Lage von Wiarden in Niedersachsen

Kirche St. Cosmas und Damian Wiarden von Osten
Kirche St. Cosmas und Damian Wiarden von Osten

Das Warfendorf Wiarden ist ein Ortsteil der Gemeinde Wangerland im niedersächsischen Landkreis Friesland. Neben einigen Einzelgehöften umfasste das ehemalige Wiarder Kirchspiel das eigentliche Dorf sowie den Wiarder Binnendistrikt und den Wiarder Grodendistrikt. 1933 wurde die ehemals selbständige Gemeinde Wiarden aufgelöst und in die wangerländische Gemeinde Minsen eingegliedert; seit 1971 gehört Minsen (und damit auch Wiarden) zur neugebildeten Gemeinde Wangerland.

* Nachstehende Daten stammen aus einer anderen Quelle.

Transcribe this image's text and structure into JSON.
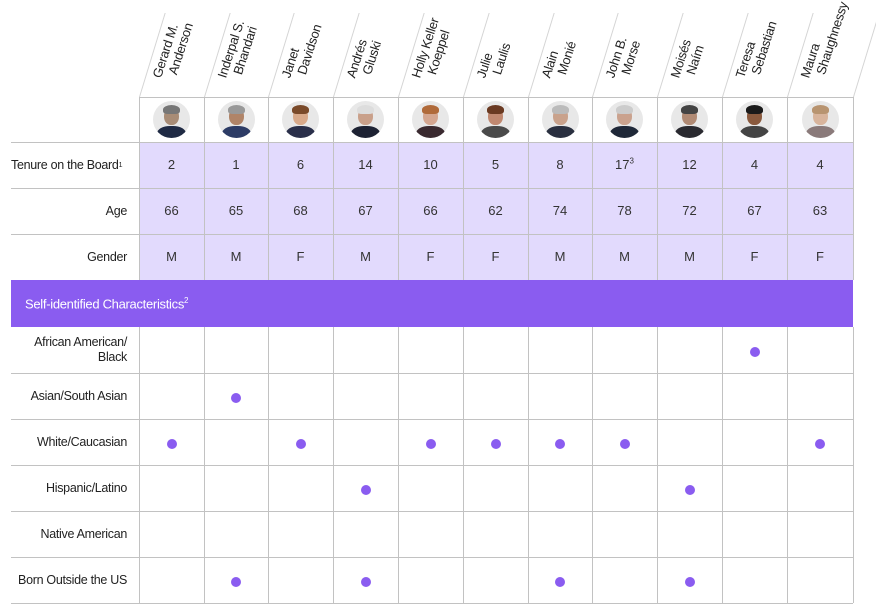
{
  "chart_data": {
    "type": "table",
    "title": "",
    "columns": [
      "Gerard M. Anderson",
      "Inderpal S. Bhandari",
      "Janet Davidson",
      "Andrés Gluski",
      "Holly Keller Koeppel",
      "Julie Laulis",
      "Alain Monié",
      "John B. Morse",
      "Moisés Naím",
      "Teresa Sebastian",
      "Maura Shaughnessy"
    ],
    "rows": [
      {
        "label": "Tenure on the Board",
        "footnote": "1",
        "values": [
          "2",
          "1",
          "6",
          "14",
          "10",
          "5",
          "8",
          "17³",
          "12",
          "4",
          "4"
        ]
      },
      {
        "label": "Age",
        "values": [
          "66",
          "65",
          "68",
          "67",
          "66",
          "62",
          "74",
          "78",
          "72",
          "67",
          "63"
        ]
      },
      {
        "label": "Gender",
        "values": [
          "M",
          "M",
          "F",
          "M",
          "F",
          "F",
          "M",
          "M",
          "M",
          "F",
          "F"
        ]
      }
    ],
    "section": {
      "label": "Self-identified Characteristics",
      "footnote": "2"
    },
    "characteristics": [
      {
        "label": "African American/ Black",
        "marks": [
          0,
          0,
          0,
          0,
          0,
          0,
          0,
          0,
          0,
          1,
          0
        ]
      },
      {
        "label": "Asian/South Asian",
        "marks": [
          0,
          1,
          0,
          0,
          0,
          0,
          0,
          0,
          0,
          0,
          0
        ]
      },
      {
        "label": "White/Caucasian",
        "marks": [
          1,
          0,
          1,
          0,
          1,
          1,
          1,
          1,
          0,
          0,
          1
        ]
      },
      {
        "label": "Hispanic/Latino",
        "marks": [
          0,
          0,
          0,
          1,
          0,
          0,
          0,
          0,
          1,
          0,
          0
        ]
      },
      {
        "label": "Native American",
        "marks": [
          0,
          0,
          0,
          0,
          0,
          0,
          0,
          0,
          0,
          0,
          0
        ]
      },
      {
        "label": "Born Outside the US",
        "marks": [
          0,
          1,
          0,
          1,
          0,
          0,
          1,
          0,
          1,
          0,
          0
        ]
      }
    ],
    "colors": {
      "accent": "#8a5cf0",
      "shade": "#e2dafd",
      "grid": "#c2c2c2"
    }
  },
  "header": {
    "names": [
      {
        "line1": "Gerard M.",
        "line2": "Anderson"
      },
      {
        "line1": "Inderpal S.",
        "line2": "Bhandari"
      },
      {
        "line1": "Janet",
        "line2": "Davidson"
      },
      {
        "line1": "Andrés",
        "line2": "Gluski"
      },
      {
        "line1": "Holly Keller",
        "line2": "Koeppel"
      },
      {
        "line1": "Julie",
        "line2": "Laulis"
      },
      {
        "line1": "Alain",
        "line2": "Monié"
      },
      {
        "line1": "John B.",
        "line2": "Morse"
      },
      {
        "line1": "Moisés",
        "line2": "Naím"
      },
      {
        "line1": "Teresa",
        "line2": "Sebastian"
      },
      {
        "line1": "Maura",
        "line2": "Shaughnessy"
      }
    ]
  },
  "rows": {
    "tenure": {
      "label": "Tenure on the Board",
      "sup": "1",
      "values": [
        "2",
        "1",
        "6",
        "14",
        "10",
        "5",
        "8",
        "17",
        "12",
        "4",
        "4"
      ],
      "sups": [
        "",
        "",
        "",
        "",
        "",
        "",
        "",
        "3",
        "",
        "",
        ""
      ]
    },
    "age": {
      "label": "Age",
      "values": [
        "66",
        "65",
        "68",
        "67",
        "66",
        "62",
        "74",
        "78",
        "72",
        "67",
        "63"
      ]
    },
    "gender": {
      "label": "Gender",
      "values": [
        "M",
        "M",
        "F",
        "M",
        "F",
        "F",
        "M",
        "M",
        "M",
        "F",
        "F"
      ]
    }
  },
  "section": {
    "label": "Self-identified Characteristics",
    "sup": "2"
  },
  "characteristics": {
    "labels": [
      "African American/",
      "Black",
      "Asian/South Asian",
      "White/Caucasian",
      "Hispanic/Latino",
      "Native American",
      "Born Outside the US"
    ]
  }
}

Name[Bearbeiten | Quelltext bearbeiten]

Wiarden wurde laut der Chronica Jeverensis (1592) zum ersten Mal 1155 urkundlich erwähnt. Im Jahr 1324 lautet der Ortsname Wyarthe, 1449 Wyrden, ein Jahr später Wygerden, dann 1684 Weyern und schließlich ab 1800 Wiarden. Nach Arend Remmers unterstützen die Varianten die Annahme, dass der Name eine Ableitung vom altfriesischen werth, werd ist und damit Insel beziehungsweise Anhöhe im Feuchtgebiet bedeutet. Er vermutet, dass der Ortsname bereits früh an den Personennamen Wiard angeglichen worden ist.[2]

Geschichte[Bearbeiten | Quelltext bearbeiten]

Die Anfänge Wiardens liegen im Dunkeln. Carl Woebcken vermutete, dass eine erste Besiedlung des Wiardener Raumes um Christi Geburt erfolgte. Er berief sich dabei auf geologische Befunde. Danach ist die Wiardener Dorfwarf Teil einer sogenannten Warfenkette, zu der auch der Wohnplatz Aukens gehört. Eine Aneinanderreihung von Warfen bedeutet zweierlei: Zum einen, dass in der Nähe solcher Warfen ursprünglich ein Flussufer oder eine Meeresküste nicht weit entfernt gewesen ist; zum anderen zeigen solche Warfenketten, dass es sich hier um frühe Marschsiedlungen handelt. Dabei sind die heutigen Warften erst im Laufe der Jahrhunderte entstanden. Zuerst standen die Häuser auf flacher Ebene. In Wiarden erkennt man noch heute, dass sie ursprünglich einen Ring gebildet haben. Damit gehört Wiarden mit dem wangerländischen Ziallerns, dem Krummhörner Rysum und anderen Siedlungen zu den sogenannten Rundlingen.[3]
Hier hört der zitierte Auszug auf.